Though there was no Barkov-esque stretches without an infraction, which is to say Monahan didn’t have a 30-plus game span without a minor penalty, he only took six minors all season. That’s tied for the 15th-fewest among all skaters in the NHL this season.

Barkov and O’Reilly are in the same boat when it comes to defensive responsibility. Both draw the toughest matchups on a nightly basis, both are expected to shut down the opposition’s top line and both log monster minutes. This season, O’Reilly was up above 20 minutes per night – and 14 seconds shy of averaging 21 per game – for the fourth consecutive season. And O’Reilly, who is the only of the three finalists to win the award previously, was incredibly disciplined given the level of talent against which he was asked to play all season.

Statistically speaking, O’Reilly’s campaign was the least impressive of the top-three in voting, however. While it was a personal best, with O’Reilly matching his previous career high by scoring 28 goals and smashing his old career-high 64-point season with a 77-point output in his first season with the Blues, it fell short of the marks set by Barkov and Monahan. Worth noting, though, is that his goal output as a percentage of his team’s goals is in line with Monahan. Both scored roughly 11.5 percent of their team’s goals, with the Flames sniper slightly ahead. So, when measured that way, O’Reilly’s production on a less-offensive minded group was similarly stellar.
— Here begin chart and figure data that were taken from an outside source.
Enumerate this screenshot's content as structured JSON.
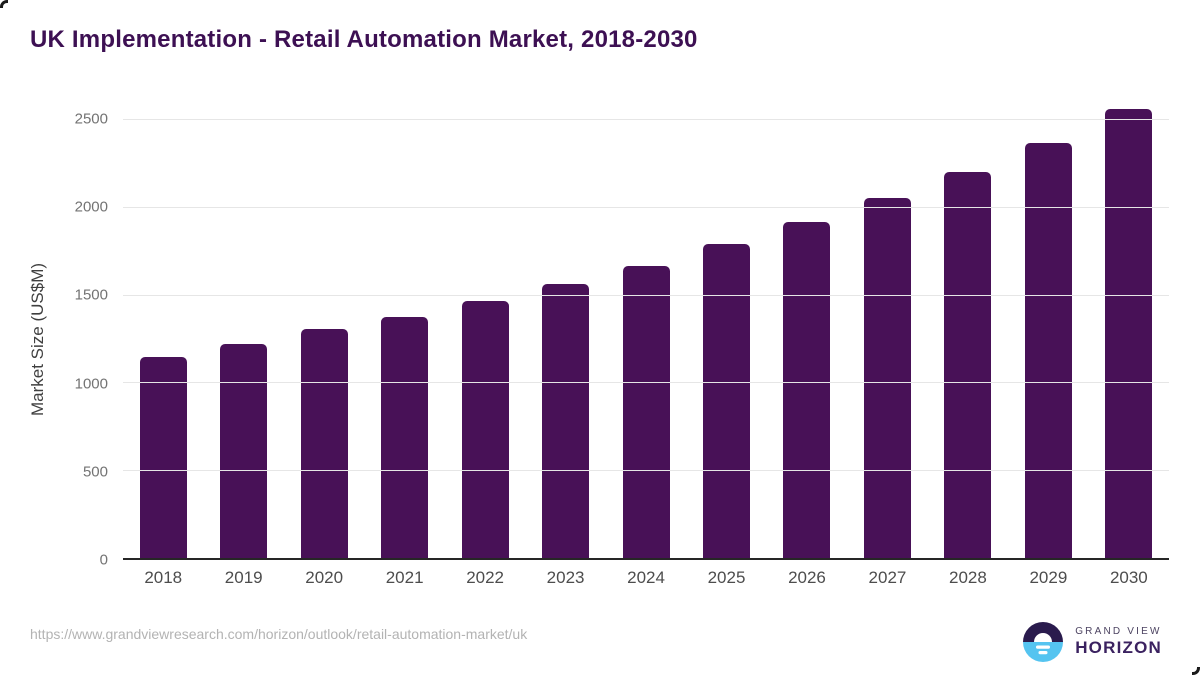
{
  "header": {
    "title": "UK Implementation - Retail Automation Market, 2018-2030"
  },
  "chart_data": {
    "type": "bar",
    "title": "UK Implementation - Retail Automation Market, 2018-2030",
    "categories": [
      "2018",
      "2019",
      "2020",
      "2021",
      "2022",
      "2023",
      "2024",
      "2025",
      "2026",
      "2027",
      "2028",
      "2029",
      "2030"
    ],
    "values": [
      1145,
      1220,
      1305,
      1375,
      1465,
      1560,
      1665,
      1790,
      1915,
      2050,
      2200,
      2365,
      2555
    ],
    "xlabel": "",
    "ylabel": "Market Size (US$M)",
    "ylim": [
      0,
      2500
    ],
    "yticks": [
      0,
      500,
      1000,
      1500,
      2000,
      2500
    ],
    "grid": true,
    "legend": false,
    "bar_color": "#481157",
    "gridline_color": "#e6e6e6",
    "axis_line_color": "#262626"
  },
  "footer": {
    "source_url": "https://www.grandviewresearch.com/horizon/outlook/retail-automation-market/uk"
  },
  "logo": {
    "top_text": "GRAND VIEW",
    "bottom_text": "HORIZON",
    "circle_top_color": "#2a1b4d",
    "circle_bottom_color": "#55c4f0",
    "text_color": "#3b2260"
  }
}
Also, O’Reilly can go step for step with Barkov when it comes to long-term discipline. In fact, O’Reilly – who finished last season with two penalty minutes, marking the second time he had played a full season and recorded one minor infraction – took three minor penalties in the first three games of the season before going on a run of 40 games without a trip to the box. In the final 79 games of the season, O’Reilly took three penalties.

Let’s be honest: no one is going to throw their arms up in the air or argue until they’re blue in the face about the Lady Byng. Some believe it’s the least important of all the end-of-year hardware. Regardless, it speaks to in-game discipline, which is a valuable skill. And given his discipline this season, it’s incredible that Colorado Avalanche defenseman Samuel Girard didn’t finish top-three in voting.
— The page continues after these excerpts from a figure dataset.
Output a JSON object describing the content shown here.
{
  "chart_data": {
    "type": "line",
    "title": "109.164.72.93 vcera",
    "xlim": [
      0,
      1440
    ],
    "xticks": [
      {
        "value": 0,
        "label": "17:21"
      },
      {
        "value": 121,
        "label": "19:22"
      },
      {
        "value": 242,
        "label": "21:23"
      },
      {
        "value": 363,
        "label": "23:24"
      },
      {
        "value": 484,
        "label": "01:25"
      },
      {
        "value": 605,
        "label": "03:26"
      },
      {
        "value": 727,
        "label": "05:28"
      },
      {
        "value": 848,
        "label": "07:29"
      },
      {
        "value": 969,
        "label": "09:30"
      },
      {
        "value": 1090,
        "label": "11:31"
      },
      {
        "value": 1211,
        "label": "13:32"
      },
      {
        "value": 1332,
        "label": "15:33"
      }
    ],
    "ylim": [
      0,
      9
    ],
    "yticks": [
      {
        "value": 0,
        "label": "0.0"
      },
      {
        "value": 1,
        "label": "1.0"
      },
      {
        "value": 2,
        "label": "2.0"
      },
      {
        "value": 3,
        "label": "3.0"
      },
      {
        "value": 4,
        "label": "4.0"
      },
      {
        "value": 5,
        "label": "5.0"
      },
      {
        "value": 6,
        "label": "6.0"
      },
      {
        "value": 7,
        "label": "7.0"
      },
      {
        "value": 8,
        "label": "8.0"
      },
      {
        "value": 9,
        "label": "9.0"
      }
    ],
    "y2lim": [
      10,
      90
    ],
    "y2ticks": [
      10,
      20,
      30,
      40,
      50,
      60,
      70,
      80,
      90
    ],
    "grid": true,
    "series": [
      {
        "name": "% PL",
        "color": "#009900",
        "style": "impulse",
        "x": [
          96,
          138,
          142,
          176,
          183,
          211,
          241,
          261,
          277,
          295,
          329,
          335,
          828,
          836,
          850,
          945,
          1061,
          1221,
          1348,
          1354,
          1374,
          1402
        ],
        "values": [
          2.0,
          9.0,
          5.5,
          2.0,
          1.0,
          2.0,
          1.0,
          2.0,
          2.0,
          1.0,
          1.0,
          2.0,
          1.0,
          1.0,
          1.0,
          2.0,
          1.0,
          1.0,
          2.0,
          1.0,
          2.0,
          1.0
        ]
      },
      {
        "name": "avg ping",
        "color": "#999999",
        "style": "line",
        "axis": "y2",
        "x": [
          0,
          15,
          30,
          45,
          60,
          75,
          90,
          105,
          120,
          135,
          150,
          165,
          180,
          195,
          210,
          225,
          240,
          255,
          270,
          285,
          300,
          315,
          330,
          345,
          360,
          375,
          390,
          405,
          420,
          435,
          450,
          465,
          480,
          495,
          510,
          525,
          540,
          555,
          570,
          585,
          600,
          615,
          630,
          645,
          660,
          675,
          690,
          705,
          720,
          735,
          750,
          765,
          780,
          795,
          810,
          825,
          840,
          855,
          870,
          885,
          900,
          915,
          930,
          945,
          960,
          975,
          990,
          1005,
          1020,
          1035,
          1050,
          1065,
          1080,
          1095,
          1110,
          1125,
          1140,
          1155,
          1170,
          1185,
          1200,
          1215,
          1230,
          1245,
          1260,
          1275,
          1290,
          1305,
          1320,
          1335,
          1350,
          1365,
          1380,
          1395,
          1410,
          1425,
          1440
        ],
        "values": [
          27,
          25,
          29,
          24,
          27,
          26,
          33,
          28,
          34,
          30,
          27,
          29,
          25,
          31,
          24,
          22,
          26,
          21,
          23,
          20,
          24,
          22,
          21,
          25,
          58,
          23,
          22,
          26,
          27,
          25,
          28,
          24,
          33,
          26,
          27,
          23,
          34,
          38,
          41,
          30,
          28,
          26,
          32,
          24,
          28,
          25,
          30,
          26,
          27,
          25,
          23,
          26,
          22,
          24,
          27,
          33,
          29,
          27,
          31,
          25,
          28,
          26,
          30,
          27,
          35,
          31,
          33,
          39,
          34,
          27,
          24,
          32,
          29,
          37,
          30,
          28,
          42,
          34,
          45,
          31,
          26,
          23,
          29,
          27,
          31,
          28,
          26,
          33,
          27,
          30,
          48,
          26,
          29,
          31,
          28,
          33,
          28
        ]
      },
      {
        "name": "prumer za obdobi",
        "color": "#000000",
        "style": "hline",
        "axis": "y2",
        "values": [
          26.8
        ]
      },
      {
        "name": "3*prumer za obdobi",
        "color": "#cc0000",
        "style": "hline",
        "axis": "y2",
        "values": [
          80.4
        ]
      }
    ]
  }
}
This season, Girard averaged nearly 20 minutes per game, played in every single outing for the Avalanche, scored four goals and 27 points from the blueline and only took three penalties. Do you know how exceedingly rare that is for a defenseman? In the post-lockout era, only Brian Campbell, who won the Lady Byng with 53 points and six penalty minutes in 2011-12, and Oscar Klefbom, who took six penalty minutes and scored 38 points in 2016-17, have managed similar numbers. In the post-expansion NHL, too, there are only eight defenders who have played 60-plus games, scored 25-plus points and taken six or fewer penalty minutes.

Last thing on Girard, too: while his total minutes played this season, 1,631, are fewer than Barkov (1,833) and O’Reilly (1,702), his penalty minutes rate per 60 minutes of play is actually lower than either. He sat for .22 minutes per hour of play. Barkov sat for .26, O’Reilly for .42 and ‘Knuckles’ Monahan, who played 1,486 minutes this season, was in the sin bin for .48 minutes per 60 minutes of play.

The point is that more defensemen should get consideration for the award. And Girard was especially deserving of a long look this season.

It has to be Barkov. Measured against his competition in the top-three, Barkov played the most minutes, scored the most goals, registered the most points, had the fewest penalty minutes and did so while being recognized league-wide as one of the best two-way pivots in the game. If he does win the award – and well he should – Barkov will have first-, second- and third-place finishes to his name across the past four seasons.